2. The limitations of end-game thinking in a fast-moving, uncertain technology landscape.

Entrepreneurs who rely too heavily on end-game thinking may find it difficult to adapt to market changes. It is better to avoid prematurely defining the future endgame and instead address challenges step by step.

 

3. Controversy over autonomous driving technology paths

The autonomous driving industry is currently exploring two different technology paths. Tesla's end-to-end solution emphasises the extremes of algorithms and computing power, while the vehicle-road-cloud synergy represents a more systematic approach to building infrastructure. It is important to consider not only the technology itself, but also the broader industry and policy context.

 

4. The long-term value of data

In a rapidly changing environment, data has the potential to provide longer-term value. Compared to the technology itself, the accumulation of data can provide an ongoing source of support for future innovation.

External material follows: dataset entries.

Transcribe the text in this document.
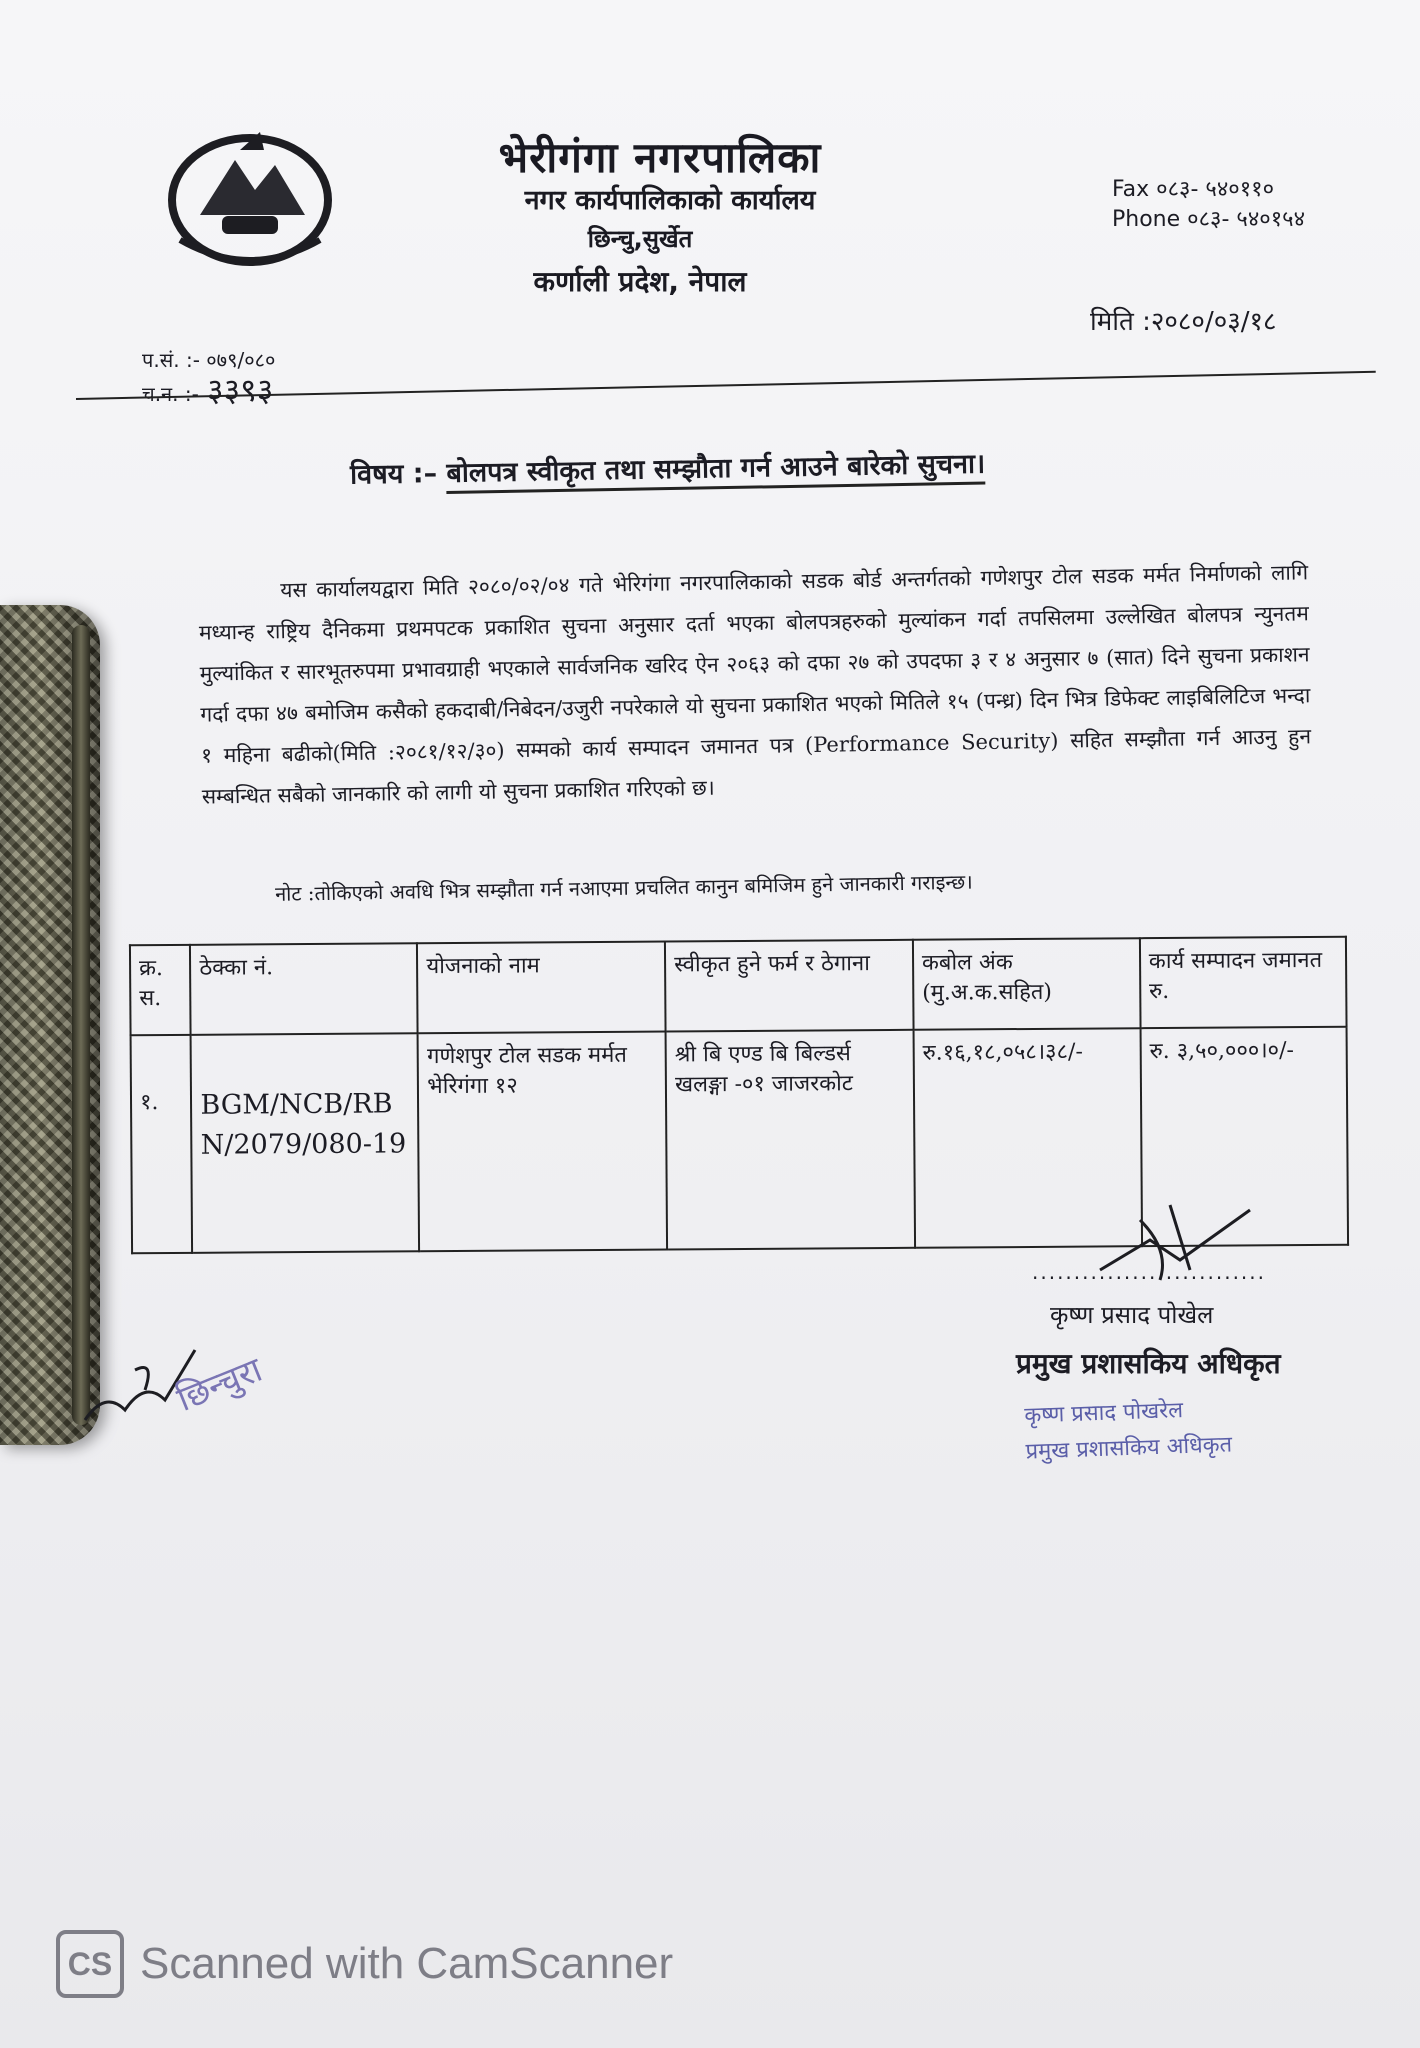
भेरीगंगा नगरपालिका
नगर कार्यपालिकाको कार्यालय
छिन्चु,सुर्खेत
कर्णाली प्रदेश, नेपाल
Fax ०८३- ५४०११०
Phone ०८३- ५४०१५४
मिति :२०८०/०३/१८
प.सं. :- ०७९/०८०
च.न. :- ३३९३
विषय :– बोलपत्र स्वीकृत तथा सम्झौता गर्न आउने बारेको सुचना।
यस कार्यालयद्वारा मिति २०८०/०२/०४ गते भेरिगंगा नगरपालिकाको सडक बोर्ड अन्तर्गतको गणेशपुर टोल सडक मर्मत निर्माणको लागि मध्यान्ह राष्ट्रिय दैनिकमा प्रथमपटक प्रकाशित सुचना अनुसार दर्ता भएका बोलपत्रहरुको मुल्यांकन गर्दा तपसिलमा उल्लेखित बोलपत्र न्युनतम मुल्यांकित र सारभूतरुपमा प्रभावग्राही भएकाले सार्वजनिक खरिद ऐन २०६३ को दफा २७ को उपदफा ३ र ४ अनुसार ७ (सात) दिने सुचना प्रकाशन गर्दा दफा ४७ बमोजिम कसैको हकदाबी/निबेदन/उजुरी नपरेकाले यो सुचना प्रकाशित भएको मितिले १५ (पन्ध्र) दिन भित्र डिफेक्ट लाइबिलिटिज भन्दा १ महिना बढीको(मिति :२०८१/१२/३०) सम्मको कार्य सम्पादन जमानत पत्र (Performance Security) सहित सम्झौता गर्न आउनु हुन सम्बन्धित सबैको जानकारि को लागी यो सुचना प्रकाशित गरिएको छ।
नोट :तोकिएको अवधि भित्र सम्झौता गर्न नआएमा प्रचलित कानुन बमिजिम हुने जानकारी गराइन्छ।
क्र. स.	ठेक्का नं.	योजनाको नाम	स्वीकृत हुने फर्म र ठेगाना	कबोल अंक (मु.अ.क.सहित)	कार्य सम्पादन जमानत रु.
१.	BGM/NCB/RBN/2079/080-19	गणेशपुर टोल सडक मर्मत भेरिगंगा १२	श्री बि एण्ड बि बिल्डर्स खलङ्गा -०१ जाजरकोट	रु.१६,१८,०५८।३८/-	रु. ३,५०,०००।०/-
............................
कृष्ण प्रसाद पोखेल
प्रमुख प्रशासकिय अधिकृत
कृष्ण प्रसाद पोखरेल
प्रमुख प्रशासकिय अधिकृत
छिन्चुरा
CS Scanned with CamScanner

In conclusion, the choice of entrepreneurial direction should not rely too much on end-game thinking, but should focus on market demand and technological development. Data is a valuable resource for entrepreneurship, and industry data plays an important role in future technology iterations. Given the uncertain nature of entrepreneurship, success comes from continuous adaptation and learning, gaining experience through real projects, communicating and collaborating with people, and constantly adjusting the direction.